Des odeurs orientales flottent dans l'air chaud. Jérémie, qui m'observe en biais, demande :
— Ça ne te rappelle rien, cet aérodrome, ces odeurs, ces gens ?
— Non, mon pote : rien !
On sort en coltinant sur l'épaule un léger bagage.
Une file de taxoches délabrés poireautent sur l'esplanade. On s'en offre un, légèrement plus merdique que les autres, couvert de gnons, crevassé, rouillé, rafistolé, dont le conducteur, vêtu d'une blouse grise et coiffé d'un béret, ressemble à Homar Sharriff dans Docteur Jivaros.
Comme la plupart des Syriens, il parle à peu près anglais.
— Vahadache Hotel, je lui implore.
Puisque c'était l'établissement où je comptais descendre, lors de mon premier voyage et où l'on ne m'a jamais vu arriver.

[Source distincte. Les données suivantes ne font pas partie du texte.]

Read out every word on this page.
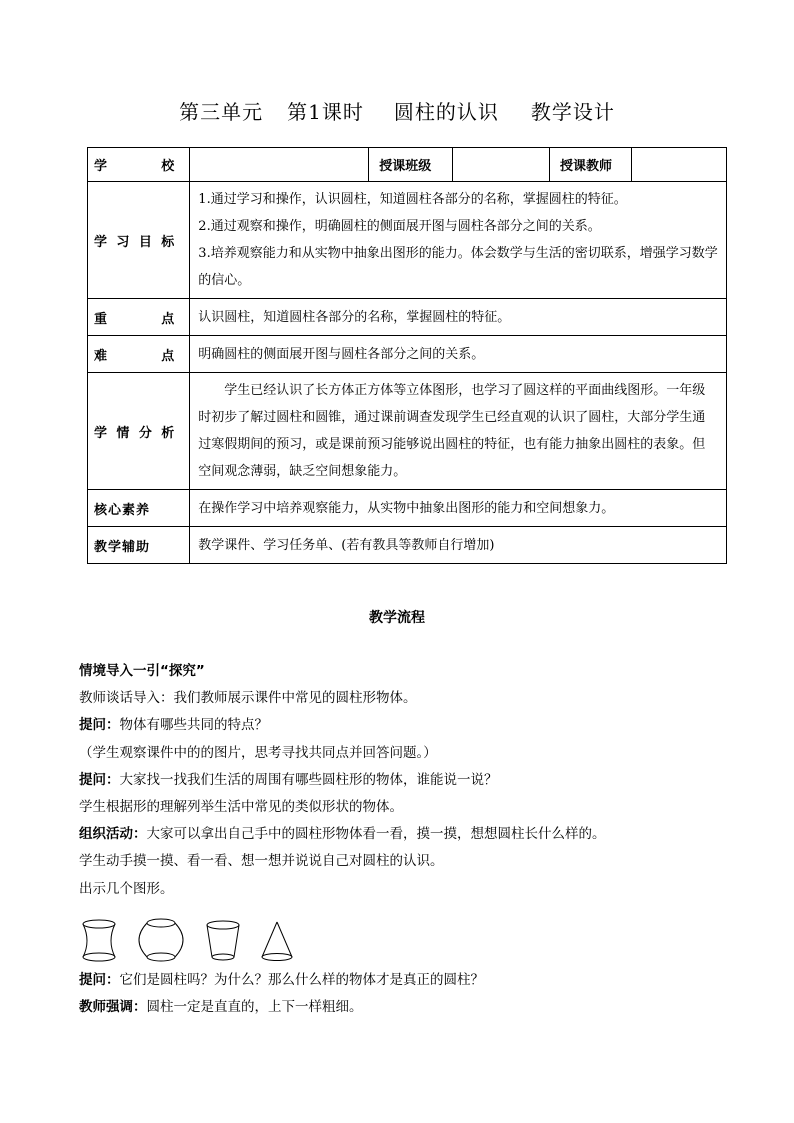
第三单元 第1课时 圆柱的认识 教学设计
学 校		授课班级		授课教师	
学习目标	1.通过学习和操作，认识圆柱，知道圆柱各部分的名称，掌握圆柱的特征。

2.通过观察和操作，明确圆柱的侧面展开图与圆柱各部分之间的关系。

3.培养观察能力和从实物中抽象出图形的能力。体会数学与生活的密切联系，增强学习数学的信心。				

重 点	认识圆柱，知道圆柱各部分的名称，掌握圆柱的特征。				

难 点	明确圆柱的侧面展开图与圆柱各部分之间的关系。				

学情分析	学生已经认识了长方体正方体等立体图形，也学习了圆这样的平面曲线图形。一年级时初步了解过圆柱和圆锥，通过课前调查发现学生已经直观的认识了圆柱，大部分学生通过寒假期间的预习，或是课前预习能够说出圆柱的特征，也有能力抽象出圆柱的表象。但空间观念薄弱，缺乏空间想象能力。				

核心素养	在操作学习中培养观察能力，从实物中抽象出图形的能力和空间想象力。				

教学辅助	教学课件、学习任务单、(若有教具等教师自行增加)				

教学流程

情境导入一引“探究”

教师谈话导入：我们教师展示课件中常见的圆柱形物体。

提问：物体有哪些共同的特点？

（学生观察课件中的的图片，思考寻找共同点并回答问题。）

提问：大家找一找我们生活的周围有哪些圆柱形的物体，谁能说一说？

学生根据形的理解列举生活中常见的类似形状的物体。

组织活动：大家可以拿出自己手中的圆柱形物体看一看，摸一摸，想想圆柱长什么样的。

学生动手摸一摸、看一看、想一想并说说自己对圆柱的认识。

出示几个图形。

提问：它们是圆柱吗？为什么？那么什么样的物体才是真正的圆柱？

教师强调：圆柱一定是直直的，上下一样粗细。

Il démarre le long d'une belle route bordée de palmiers. Des paysans avec des ânes ou des dromadaires cultivent des champs inondés de lumière davantage que d'eau. On voit passer des camions de l'armée, lestés de soldats, et puis des chenillettes, des jeeps, des motos. Le pays est sur le pied de guerre, dirait-on.
Je me penche vers le driver.
— Vous avez entendu parler du général Gamal Halaziz ?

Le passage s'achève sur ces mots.